Honestly, if you think staying at your previous job was going to make you happier, I think you're deluding yourself. Not saying it's all flowers and sunshine on this side, but I think you can take heart in the fact that you're actually trying to pursue true happiness compared to many other people who know they're unhappy with their lives, but are too afraid to make a change because they're too comfortable with their lifestyle and the status quo. It won't be easy, but there's almost nothing in life that is easy. Take comfort in the fact that there are tons of us out there struggling like you are but are still fighting and scrapping along. Fight and don't give up. You're not the only one :)
Fun fun fun eh.
I agree with hopeless and revorad in the sense that taking any form of work to bring in some income for the time being will help you hugely and will get your father off your back. I know my father would go ape at me too. Simply use it as motivation to prove him wrong along with everyone else that makes fun of you. Work your hardest at what you believe in and money will come later.
One last thing to note - networking is key, get out and get yourself as many contacts as you can, contacts make the world go round. You'd be surprised how much and how far you can get just by talking to people.
Good luck!
Do make sure you get sleep, good food and exercise because this fuels your brain and that is your greatest asset.
Time to level up on your life. Do what it takes and you will be amazed by your new capabilities a year from now.
You are right to say others shouldn't rush into quitting their day job. Anything where you have to move back in with your parents and eat your savings isn't an easy decision. It's easy to get caught up in all these success stories on TechCrunch and Hacker News, when, in reality, they are a very small percentage of people.
However, nothing ventured, nothing gained. And while it hasn't worked out for you financially, it doesn't mean you haven't learnt from the whole experience. You will be wiser next time to the process of going at it alone - this isn't a bad thing.

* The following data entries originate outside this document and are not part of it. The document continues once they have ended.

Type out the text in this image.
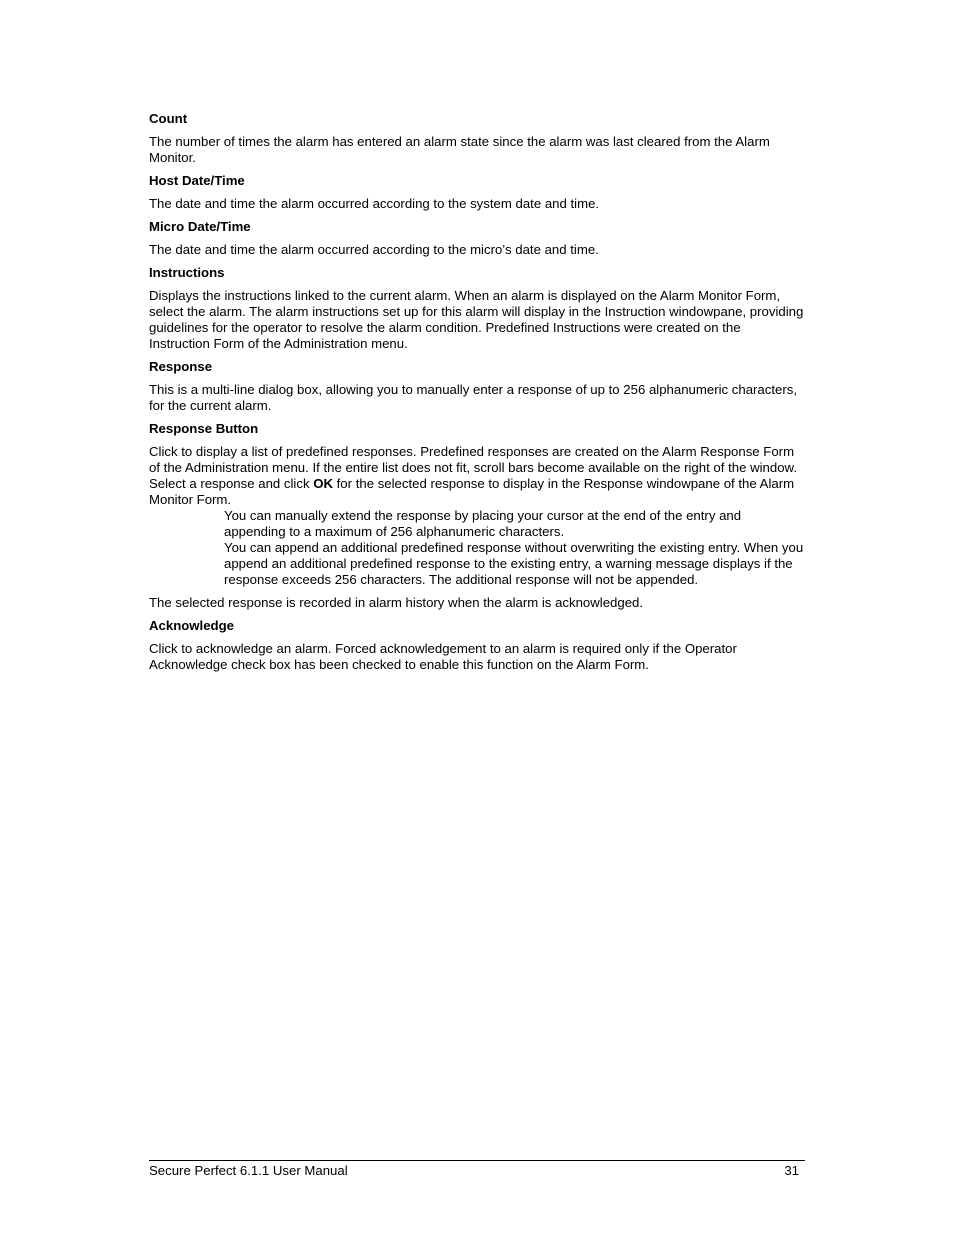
Count

The number of times the alarm has entered an alarm state since the alarm was last cleared from the Alarm Monitor.

Host Date/Time

The date and time the alarm occurred according to the system date and time.

Micro Date/Time

The date and time the alarm occurred according to the micro’s date and time.

Instructions

Displays the instructions linked to the current alarm. When an alarm is displayed on the Alarm Monitor Form, select the alarm. The alarm instructions set up for this alarm will display in the Instruction windowpane, providing guidelines for the operator to resolve the alarm condition. Predefined Instructions were created on the Instruction Form of the Administration menu.

Response

This is a multi-line dialog box, allowing you to manually enter a response of up to 256 alphanumeric characters, for the current alarm.

Response Button

Click to display a list of predefined responses. Predefined responses are created on the Alarm Response Form of the Administration menu. If the entire list does not fit, scroll bars become available on the right of the window. Select a response and click OK for the selected response to display in the Response windowpane of the Alarm Monitor Form.

You can manually extend the response by placing your cursor at the end of the entry and appending to a maximum of 256 alphanumeric characters.

You can append an additional predefined response without overwriting the existing entry. When you append an additional predefined response to the existing entry, a warning message displays if the response exceeds 256 characters. The additional response will not be appended.

The selected response is recorded in alarm history when the alarm is acknowledged.

Acknowledge

Click to acknowledge an alarm. Forced acknowledgement to an alarm is required only if the Operator Acknowledge check box has been checked to enable this function on the Alarm Form.

Secure Perfect 6.1.1 User Manual	31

I quit my job at 23 to start my own company and, while it is for me, I think at our age it doesn't matter if it doesn't work out. I imagine it's the same for you: I have no kids, no partner, no responsibilities that require a stable income other than rent. There is no better time to experiment really.
I can understand you're finding it difficult to get back into the job market: what are your skills? Perhaps we could suggest a few things?
If getting your high-school diploma is important to you, think about going back to get the grades. You are older and wiser now, you will do well.
We are young enough to make these mistakes. Decide what you want to do and go for it.